Brohée D, Nève P
Laboratory of Experimental Medicine (U.L.B.), C.H.U. André Vésale, Montigny-le-Tilleul, Belgium.
Mech Ageing Dev. 1994 Oct 20;76(2-3):189-200. doi: 10.1016/0047-6374(94)91593-8.
Different theories of ageing exist. Oxidative stress by generating neo-antigens and affecting cellular communications may precipitate immune disregulation, and both may concur in the whole ageing process. In the present study, we have analysed the effect of dietary high doses of vitamin E, a free radical scavenger, on blood and spleen leukocytes and lymphocyte subsets, in young (3-month-old) and old (23-month-old) CBA mice. Age per se induced an increase in blood leukocytes, especially phagocytic cells, and a splenic atrophy, affecting both weight and cellularity. A differential effect of age on blood or spleen lymphocyte subsets was observed. In blood, there was a decrease in T cells, particularly CD4+ cells (T helper cells) and CD5+ cells without surface IgM (conventional T cells), along with a corresponding increase in B cells, principally B1 CD5+ cells (polyreactive autoimmunity-prone B cells). In the spleen, the relative percentage of each subset remained unchanged. Vitamin E supplementation for 7 weeks before sacrifice in young animals resulted in a decrease in CD4+ and CD5+ SIgM+ (putative Fc-receptor positive) T cells and B1 cells in blood. Similar changes in the splenic lymphocyte subsets were found, while more leukocytes could be recovered from less weighty spleens. Considering the free radical scavenging properties of vitamin E, it was assumed that oxidative stress might play some role in the ontogenesis of the immune system in young adulthood. Vitamin E for 20 months before sacrifice in old animals did not prevent splenic atrophy and had no effect on splenocytes. In blood, the ratio of SIgM+ (assumed Fc-R+) to SIgM- CD5+ T cells decreased and the B1:B2 B-cell ratio increased. In this setting, oxidative stress seemed to play a lesser role in post-adulthood immune senescence. It must be stressed that no functional test was realized that could have uncovered qualitative changes in immune reactivity. Vitamin E supplementation had complex effects on the weight of our animals, so that influences on physical activity, energy metabolism and hormonal status should be considered in interpreting its impact on the immune system. However, the observed age-related changes in T-cell and B-cell subsets are consistent with diminished immune function and increased autoimmunity in senescence. Vitamin E, by a direct anti-oxidant effect or some other mechanisms, can prevent some changes and seems to decrease the potential for autoimmune reactivity.

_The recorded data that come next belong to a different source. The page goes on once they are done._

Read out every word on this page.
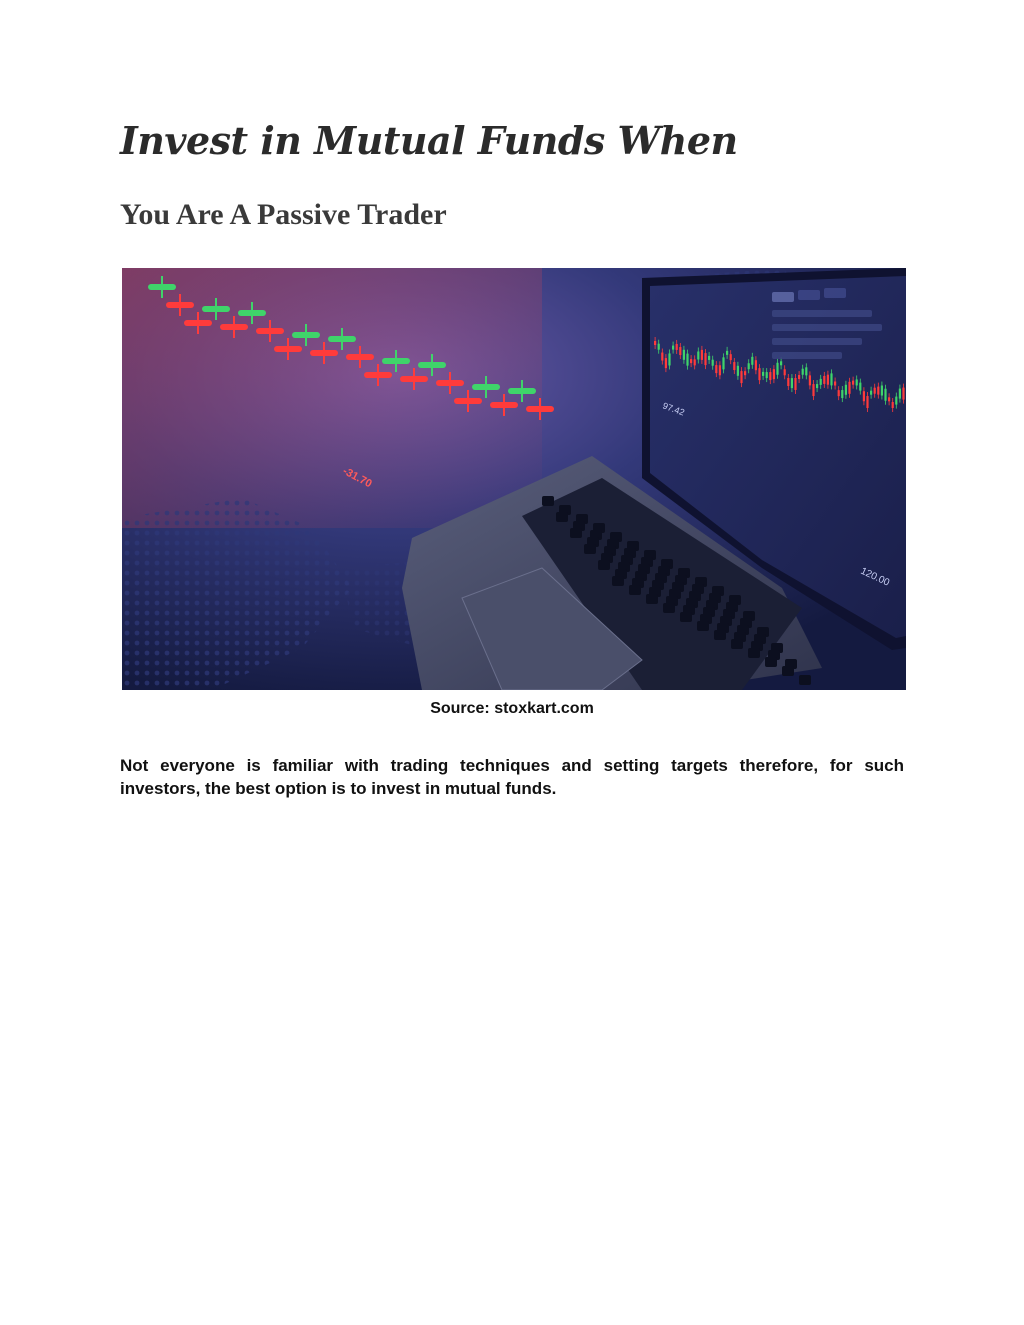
Invest in Mutual Funds When
You Are A Passive Trader
-31.70
97.42
120.00
Source: stoxkart.com

Not everyone is familiar with trading techniques and setting targets therefore, for such investors, the best option is to invest in mutual funds.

关于衰老存在不同的理论。氧化应激通过产生新抗原并影响细胞通讯,可能会引发免疫失调,而这两者可能在整个衰老过程中同时存在。在本研究中,我们分析了高剂量膳食维生素E(一种自由基清除剂)对年轻(3个月大)和年老(23个月大)CBA小鼠血液和脾脏白细胞及淋巴细胞亚群的影响。年龄本身会导致血液白细胞增加,尤其是吞噬细胞,以及脾脏萎缩,影响脾脏重量和细胞数量。观察到年龄对血液或脾脏淋巴细胞亚群有不同影响。在血液中,T细胞减少,特别是CD4 +细胞(辅助性T细胞)和无表面IgM的CD5 +细胞(传统T细胞)减少,同时B细胞相应增加,主要是B1 CD5 +细胞(易发生多反应性自身免疫的B细胞)。在脾脏中,每个亚群的相对百分比保持不变。在幼龄动物处死前补充7周维生素E导致血液中CD4 +和CD5 + SIgM +(假定的Fc受体阳性)T细胞和B1细胞减少。在脾脏淋巴细胞亚群中发现了类似变化,同时从重量较轻的脾脏中可回收更多白细胞。考虑到维生素E的自由基清除特性,推测氧化应激可能在成年早期免疫系统的发生中起一定作用。在老龄动物处死前补充20个月维生素E并不能预防脾脏萎缩,对脾细胞也没有影响。在血液中,SIgM +(假定的Fc - R +)与SIgM - CD5 + T细胞的比例下降,B1:B2 B细胞比例增加。在这种情况下,氧化应激在成年后免疫衰老中似乎起较小作用。必须强调的是,没有进行功能测试来揭示免疫反应性的定性变化。维生素E补充对我们实验动物的体重有复杂影响,因此在解释其对免疫系统的影响时应考虑对身体活动、能量代谢和激素状态的影响。然而,观察到的与年龄相关的T细胞和B细胞亚群变化与衰老过程中免疫功能下降和自身免疫增加一致。维生素E通过直接抗氧化作用或其他一些机制,可以预防一些变化,似乎还能降低自身免疫反应的可能性。